Obituary: Jean and Tony Greenslade

Jean Haggart Greenslade, with her charming Scottish lilt, was born on May 26th, 1933, in Bonnyrigg, Scotland to Jane and William Campbell. She attended Bonnyrigg Primary and Lasswade secondary schools, followed by commercial college for secretarial studies.

James Anthony Greenslade, or Tony as he was known to many, was born on January 12th, 1936, in Epsom, Surrey, to Irene and Alexander Greenslade. He pursued his passion for engineering at Merchant Taylors school, Bootle Technical College, and Heriot-Watt College in Edinburgh, gaining his Institute of Electrical Engineering and later his Institute of Mechanical Engineering certifications.

Their story together began in 1955 at the New Cavendish Ballroom in Edinburgh. A joyous engagement followed in 1957, culminating in a beautiful wedding at Cockpen church in 1958. Together, they embarked on a life filled with love, adventure and 65 remarkable years of marriage.

Their life together unfolded across various locations, including Edinburgh (where David was born in 1960), Manchester (where Denise joined the family in 1963), Duffield, Rustington, Dartford, and Fareham, before finally settling in Kirkham, Lancashire, in 1988.

My memories of them bloom most vividly in the Kirkham years.

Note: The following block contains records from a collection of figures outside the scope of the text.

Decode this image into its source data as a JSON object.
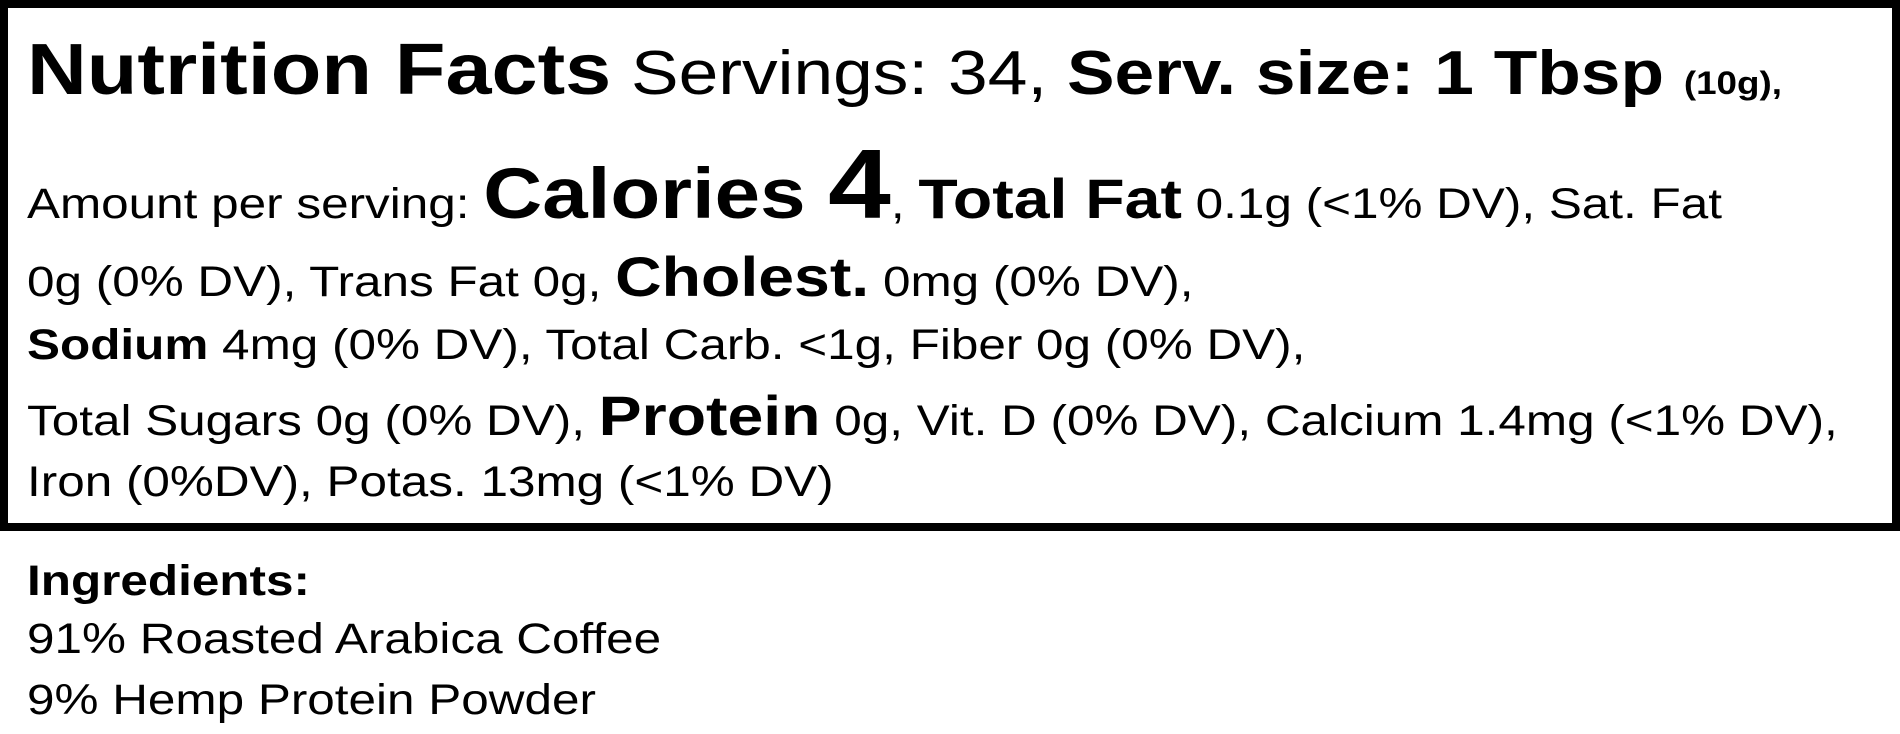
{
  "facts": {
    "title": "Nutrition Facts",
    "servings": " Servings: 34, ",
    "serving_size": "Serv. size: 1 Tbsp ",
    "serving_weight": "(10g),",
    "amount_label": "Amount per serving: ",
    "calories_label": "Calories ",
    "calories_value": "4",
    "after_calories": ", ",
    "total_fat_label": "Total Fat",
    "total_fat_value": " 0.1g (<1% DV), Sat. Fat",
    "line3_start": "0g (0% DV), Trans Fat 0g, ",
    "cholest_label": "Cholest.",
    "cholest_value": " 0mg (0% DV),",
    "sodium_label": "Sodium",
    "sodium_rest": " 4mg (0% DV), Total Carb. <1g, Fiber 0g (0% DV),",
    "line5_start": "Total Sugars 0g (0% DV), ",
    "protein_label": "Protein",
    "protein_rest": " 0g, Vit. D (0% DV), Calcium 1.4mg (<1% DV),",
    "line6": "Iron (0%DV), Potas. 13mg (<1% DV)"
  },
  "ingredients": {
    "heading": "Ingredients:",
    "items": [
      "91% Roasted Arabica Coffee",
      "9% Hemp Protein Powder"
    ]
  }
}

Their home, with its seemingly endless supply of malt loaf and the flip-up footrest chairs (that I thought were magic), became a place I enjoyed visiting. Grandma, helped me navigate the world of logic puzzles and generously provided me with my own copies of Puzzler magazine. Grandad’s passion for trains and engineering was readily shared along with enthusiastic explanations of scientific principles using coloured glass and magnifying lenses. Books and newspaper supplements were saved for my visits, and there were trips to the Kirkham cafe where I discovered the joy of lime milkshakes. Grandad also introduced me to the world of computers and games, leading to many train simulation challenges (which I usually managed to crash!).

Beyond Kirkham, they took me on memorable journeys: exploring Albert Dock’s history, visiting the Cosgrove Hall exhibition (which ignited my love for narratives like “The Wind in the Willows”); exploring the Lake District by train/boat and visiting Beatrix Potter landmarks; and enjoying countless narrated adventures atop double-decker buses, steam trains and open trams. Together, we embarked on adventures: trips to garden centres (where we ate omelettes, and bought niknacks but never looked at plants!), explorations along the Lytham seafront, and journeys through miniature villages. I also fondly remember the magical world of Rupert Bear brought to life on stage, a testament to Grandma’s love and support for my brother’s, her grandchild’s, interests.

A few years after I got my own car, I embarked on a special road trip with my grandad, revisiting places filled with his personal stories and, of course, a delicious pub lunch. In my final conversations with Grandma, her voice, imbued with that familiar Scottish lilt, spoke of immense love and gratitude. She acknowledged my brother Matt’s unwavering support over the past few years and cherished the “lovely girls” that her grandsons had found.

Though their physical journeys have ended, Tony on August 11th, 2023 and Jean on February 11th, 2024, their legacy lives on. They leave behind, as Thucydides phrased it, “not words engraved on stone monuments but the memories woven into the lives of others.”